= I Am Not Esther =

I Am Not Esther is a teenage fiction novel by Fleur Beale published in 1998.

==Plot==
Fourteen-year-old Kirby Greenland's mother leaves her with unfamiliar relatives in a strange city, supposedly leaving New Zealand for two years to help refugees. Kirby's new guardians and their six children belong to a strict fundamentalist Christian sect called the Children of the Faith. They abhor all recreation and any immodesty, devoting themselves to industry and bible study. They insist that Kirby must leave her old self behind and emphasise that Kirby dissent, her uncle insists that the entire family prays over her until she repents. Concern for her youngest cousin prompts her to relent but she soon becomes aware that she is losing her identity and determines to escape although she feels responsible for the cousins that she has grown to love. She is also concerned about the fate of her cousin, Miriam, who disappeared shortly before her arrival, but is barely mentioned by the family, other than her being "dead". She knows that not all the children of the cult members are completely indoctrinated: her cousin Daniel wants to be a doctor, despite the proscription on higher education, and her schoolfriends misbehave when they are away from home. Kirby and Daniel are thrown out of the sect at the end of the book because he reveals his wish to be a doctor "so I can help you all". A mass brawl/fight scene ensues as the Elders beat Daniel. They go to Wellington, and find Kirby's mother in a psychiatric hospital and help her to recover. Meanwhile, Kirby has been having nightmares about becoming Esther again; it is only when she sees a documentary about the faith that she realises "Esther is dead".

==Background==
The title I Am Not Esther comes from Kirby's catchphrase "I am not Esther", as this is what her aunt, uncle and other people in the faith insist on calling her. She is worried that she is turning into Esther particularly when it is pointed out to her that Kirby would have said "I'm not Esther" – the faith did not use abbreviated words.
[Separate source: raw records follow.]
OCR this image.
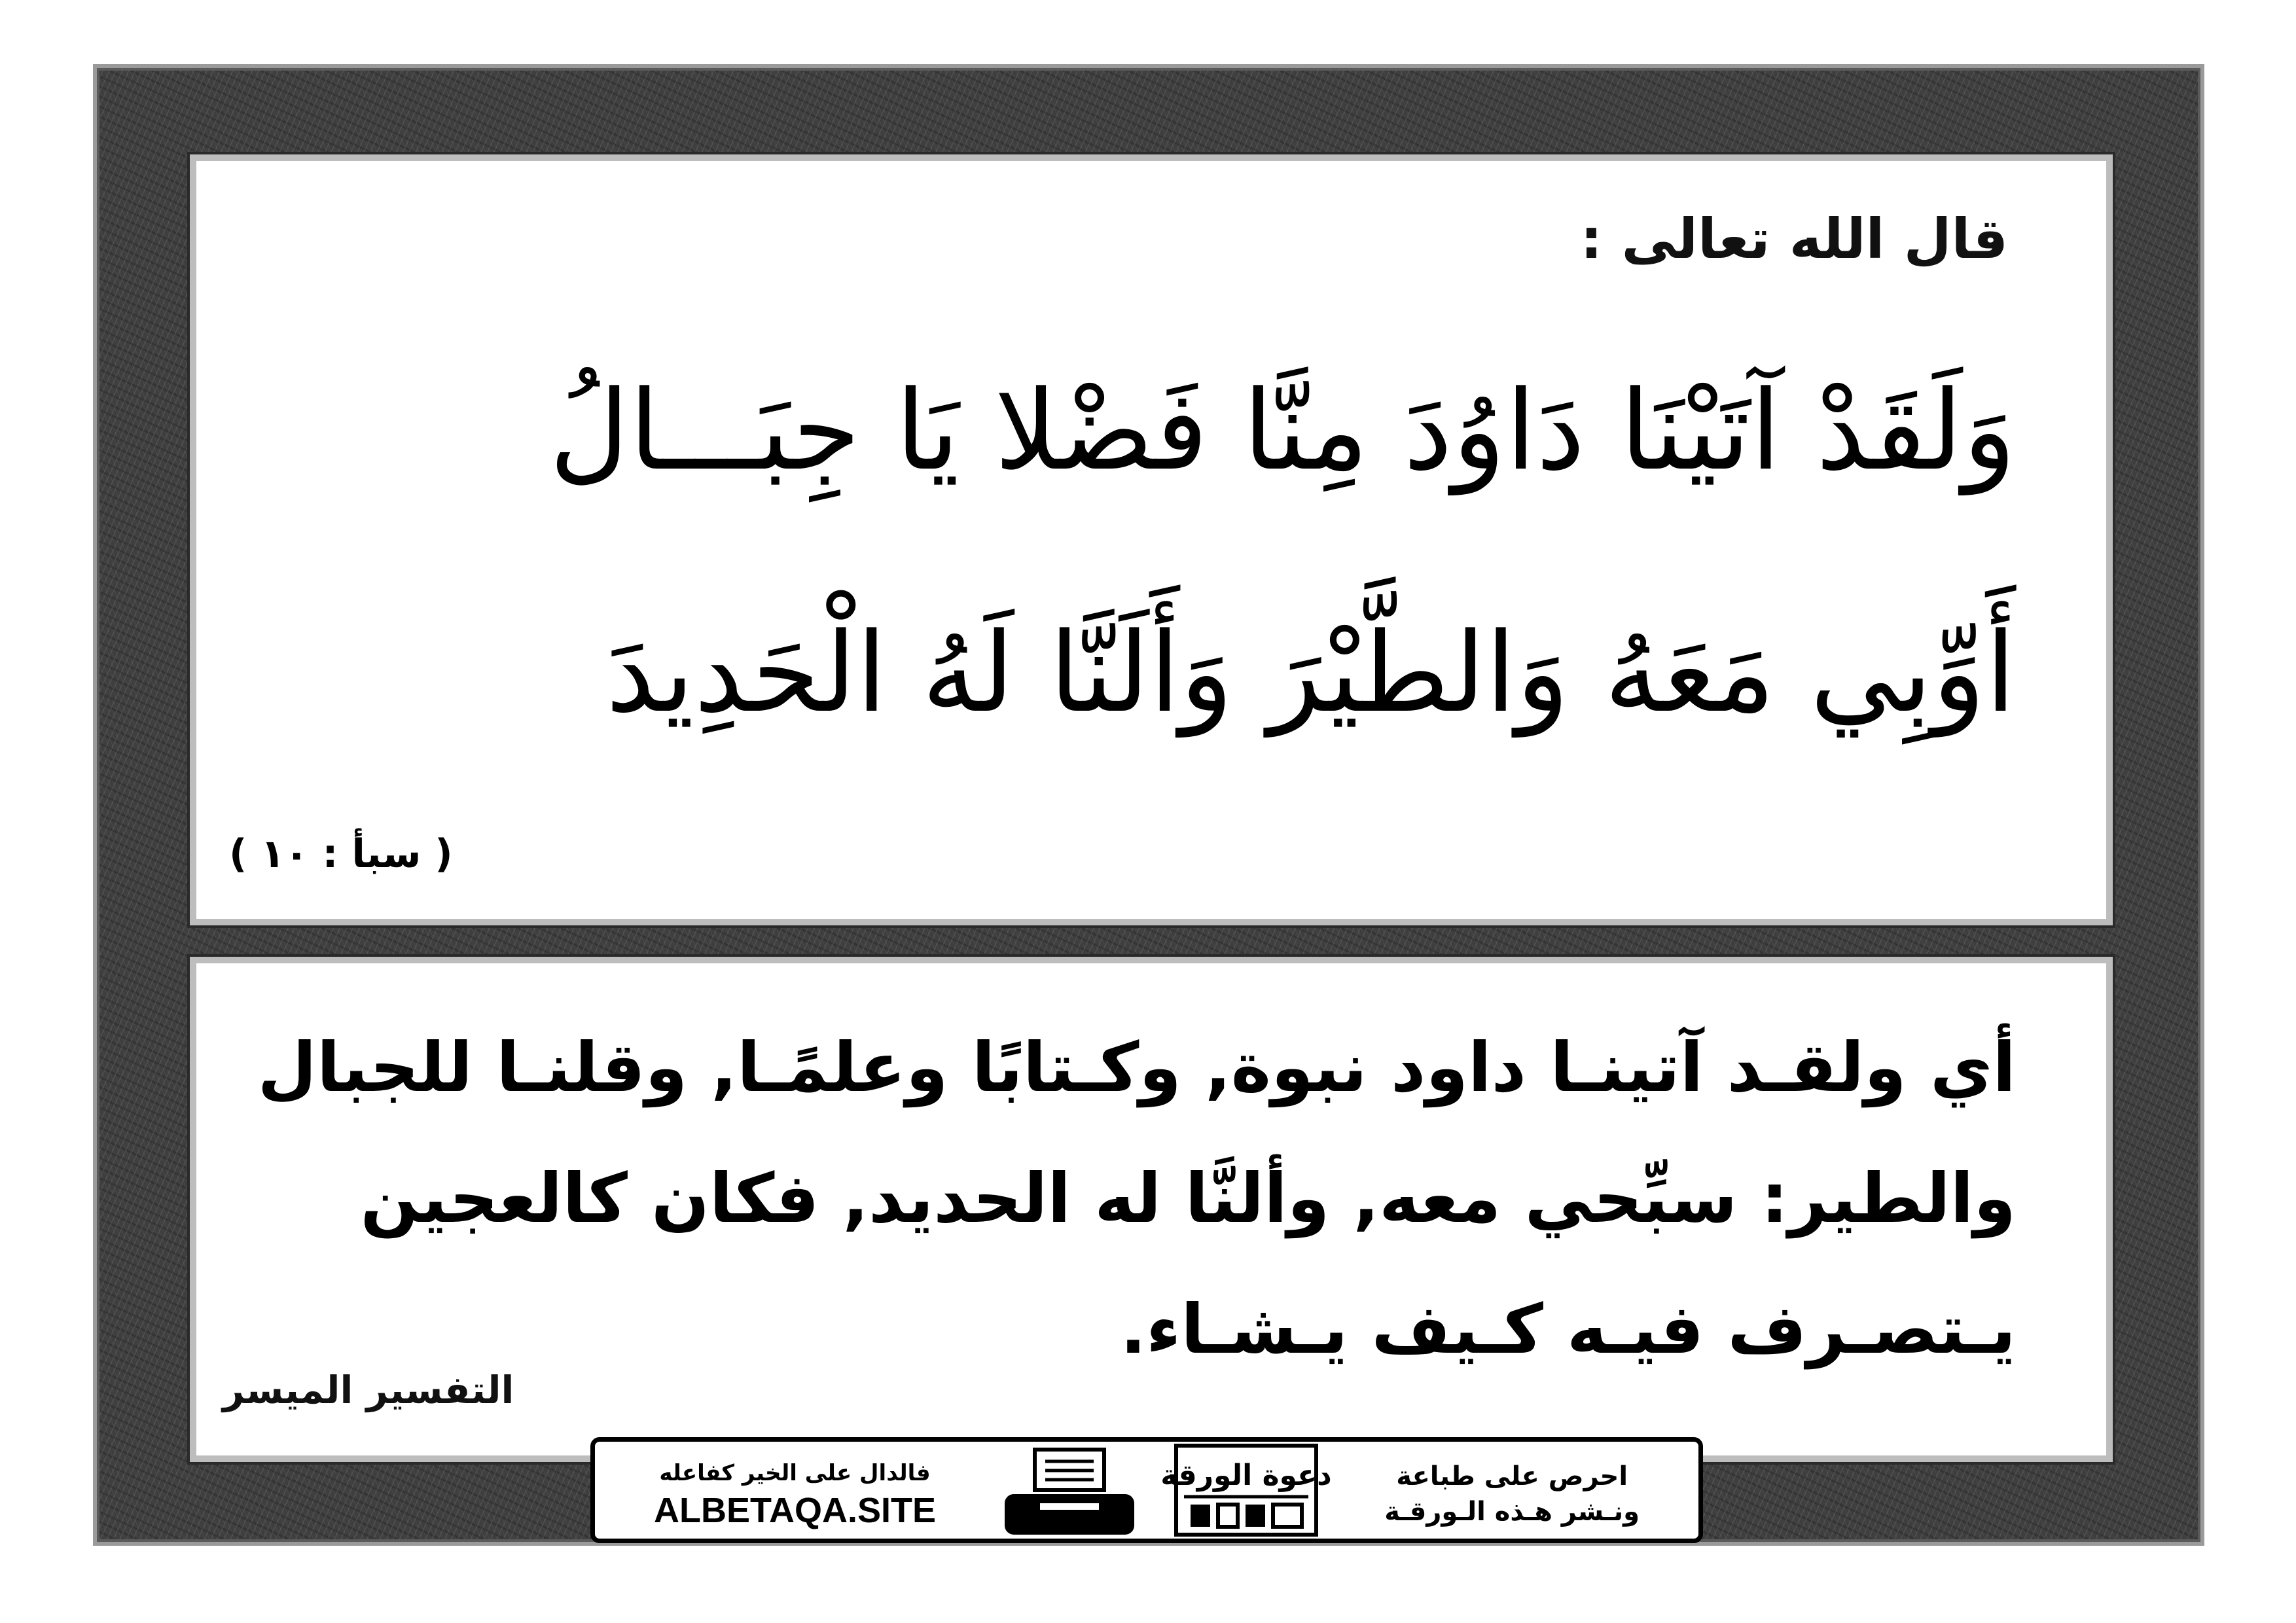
قال الله تعالى :
وَلَقَدْ آتَيْنَا دَاوُدَ مِنَّا فَضْلا يَا جِبَـــالُ
أَوِّبِي مَعَهُ وَالطَّيْرَ وَأَلَنَّا لَهُ الْحَدِيدَ
( سبأ : ١٠ )
أي ولقـد آتينـا داود نبوة, وكـتابًا وعلمًـا, وقلنـا للجبال
والطير: سبِّحي معه, وألنَّا له الحديد, فكان كالعجين
يـتصـرف فيـه كـيف يـشـاء.
التفسير الميسر
احرص على طباعة
ونـشر هـذه الـورقـة
دعوة الورقة
فالدال على الخير كفاعله
ALBETAQA.SITE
Beale was inspired to write this by "a boy I taught who had been thrown out of his family because he wanted to be a doctor". She describes the cultists with respect; she is hostile to the behaviour and not the people. Despite this, the cultists are depicted as brutal opponents of the brave doubters, largely as a consequence of using Kirby's perspective.

==Sequel==
In 2012, Beale published a sequel to I Am Not Esther, titled I am Rebecca. One of the sequels is written from the perspective of her cousin Rebecca, who is moving to Nelson with the rest of her family, as shown at the end of I Am Not Esther. The third book is called "Being Magdalene" which is written from Magdalene's point of view.

==Awards==
- Shortlisted, senior fiction section, 1999 New Zealand Post Children's Book Awards.